The Taming of ‘Sisters of the Gion’: A Case Study of the Home Ministry’s Film Censorship

The Taming of ‘Sisters of the Gion’: A Case Study of the Home Ministry’s Film Censorship

Chika Kinoshita - Associate Professor of Film Studies, Tokyo Metropolitan University

Thursday, February 19, 2015 - 5:00pm to 6:30pm
Room 202, Henry R. Luce Hall See map
34 Hillhouse Avenue
New Haven, CT 06511

The Police Affairs Bureau of the Home Ministry (Naimusho Keihokyoku) carried out centralized, national film censorship from 1925 to 1940. Every single print of all sorts of films – domestic or foreign, dramatic or documentary, feature-length or short – had to undergo this process and receive the censor’s seal of approval in order to be screened for a public in the Japanese Empire.
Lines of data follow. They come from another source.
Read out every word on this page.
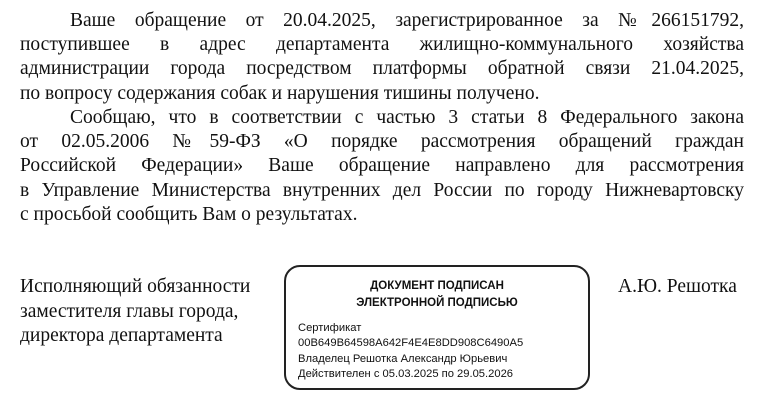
Ваше обращение от 20.04.2025, зарегистрированное за №266151792,
поступившее в адрес департамента жилищно-коммунального хозяйства
администрации города посредством платформы обратной связи 21.04.2025,
по вопросу содержания собак и нарушения тишины получено.
Сообщаю, что в соответствии с частью 3 статьи 8 Федерального закона
от 02.05.2006 №59-ФЗ «О порядке рассмотрения обращений граждан
Российской Федерации» Ваше обращение направлено для рассмотрения
в Управление Министерства внутренних дел России по городу Нижневартовску
с просьбой сообщить Вам о результатах.
Исполняющий обязанности
заместителя главы города,
директора департамента
ДОКУМЕНТ ПОДПИСАН
ЭЛЕКТРОННОЙ ПОДПИСЬЮ
Сертификат
00B649B64598A642F4E4E8DD908C6490A5
Владелец Решотка Александр Юрьевич
Действителен с 05.03.2025 по 29.05.2026
А.Ю. Решотка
Despite its vital role, the Home Ministry’s censorship, especially its effects on individual films’ textual details, has not attracted sufficient scholarly attention. This presentation fills this gap by focusing on Mizoguchi Kenji’s Sisters of the Gion (Gion no kyodai, 1936), one of the most critically acclaimed films of the 1930s Japanese cinema. Based on my discovery of the film’s original censored script (ken’etsu daihon) at Shochiku’s Otani Library in Tokyo, this presentation closely examines the surviving film text in light of the film’s censorship records, different versions of its script, and the contemporary discourse on the film published in magazines and newspapers. Furthermore, my analysis reconstructs the censors’ logic, goal, and professional consciousness based on their published memoirs and interviews, the internal censorship code, and surviving Home Ministry papers. As a result, this presentation demonstrates that the censor, having fully understood Mizoguchi’s challenge to Japanese patriarchy and the family-state ideology, responded by completely altering the meaning of the film text through minimum and subtle deletions.


Chika Kinoshita is an Associate Professor of Film Studies at Tokyo Metropolitan University. Her essays have appeared in Cinema Journal, Camera Obscura, and Screening the Past as well as a number of edited volumes in English and Japanese. Her book on Mizoguchi Kenji in Japanese is forthcoming from Hosei University Press.